Land-Based Pollution in the Arctic Ocean: Canadian Actions in a Regional and Global Context
Keywords: Arctic, contaminants, land-based pollution, coastal zone, Arctic policies, Arctic Council
AbstractThe occurrence of high concentrations of anthropogenic contaminants in the Arctic environment has been a concern for many years. The present overview of the current threats of pollutants from atmospheric, oceanic, river, and local pathways uses results from recent national, pan-Arctic, and international reports to emphasize the need to address issues arising from climate change, particularly the effect of changing weather patterns on contaminant transportation via both waterways and the atmosphere. Regional and international actions over the past two decades attempting to manage pollutants in the Arctic environment from landbased sources have produced recommendations that focus primarily on increasing cooperation in research and monitoring activities, not only among the Arctic governments themselves, but also including the interests and resources of non-polar countries.

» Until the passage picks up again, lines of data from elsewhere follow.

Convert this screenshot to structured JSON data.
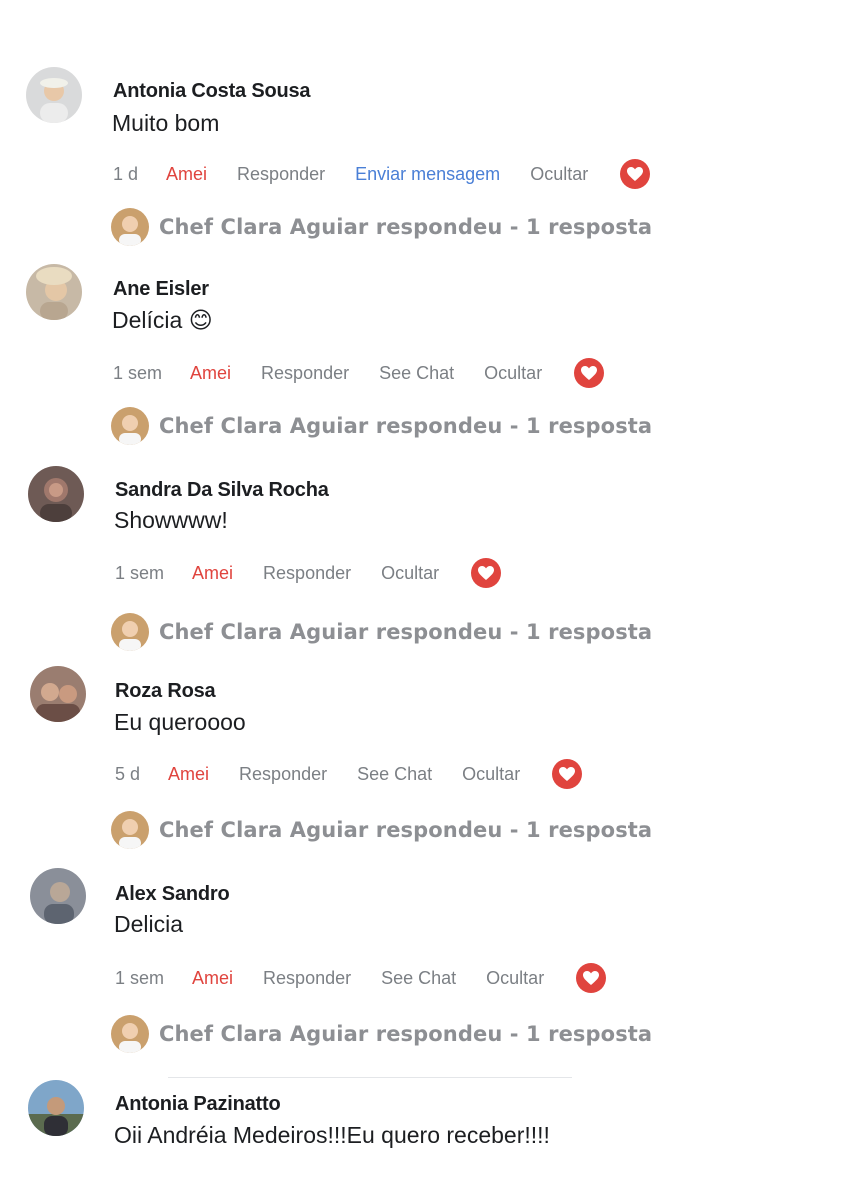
{
  "colors": {
    "reaction": "#e0443e",
    "link": "#4a7fd6",
    "muted": "#7b7f84",
    "reply_text": "#8d8f93"
  },
  "icons": {
    "reaction": "heart-icon"
  },
  "comments": [
    {
      "author": "Antonia Costa Sousa",
      "text": "Muito bom",
      "time": "1 d",
      "reaction_label": "Amei",
      "actions": [
        "Responder",
        "Enviar mensagem",
        "Ocultar"
      ],
      "reply_summary": "Chef Clara Aguiar respondeu - 1 resposta"
    },
    {
      "author": "Ane Eisler",
      "text": "Delícia 😊",
      "time": "1 sem",
      "reaction_label": "Amei",
      "actions": [
        "Responder",
        "See Chat",
        "Ocultar"
      ],
      "reply_summary": "Chef Clara Aguiar respondeu - 1 resposta"
    },
    {
      "author": "Sandra Da Silva Rocha",
      "text": "Showwww!",
      "time": "1 sem",
      "reaction_label": "Amei",
      "actions": [
        "Responder",
        "Ocultar"
      ],
      "reply_summary": "Chef Clara Aguiar respondeu - 1 resposta"
    },
    {
      "author": "Roza Rosa",
      "text": "Eu queroooo",
      "time": "5 d",
      "reaction_label": "Amei",
      "actions": [
        "Responder",
        "See Chat",
        "Ocultar"
      ],
      "reply_summary": "Chef Clara Aguiar respondeu - 1 resposta"
    },
    {
      "author": "Alex Sandro",
      "text": "Delicia",
      "time": "1 sem",
      "reaction_label": "Amei",
      "actions": [
        "Responder",
        "See Chat",
        "Ocultar"
      ],
      "reply_summary": "Chef Clara Aguiar respondeu - 1 resposta"
    },
    {
      "author": "Antonia Pazinatto",
      "text": "Oii Andréia Medeiros!!!Eu quero receber!!!!"
    }
  ]
}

Our Canadian perspective on the domestic and circumpolar context of the issue, with regard to mechanisms exerting immediate control on the spread of contaminants, describes national programs and policies that are important to the Canadian North and to the Arctic community as a whole. All levels of Canadian government, as well as foreign governments, have joined in working towards safeguarding the Arctic and other marine environments. Prioritization of concerns is an important approach to tackling the numerous current issues related to the spread of contaminants in the Arctic environment. The government needs to give increased priority to the North, and that action needs to be taken in partnership with local communities and pursued at the regional, national, and international levels.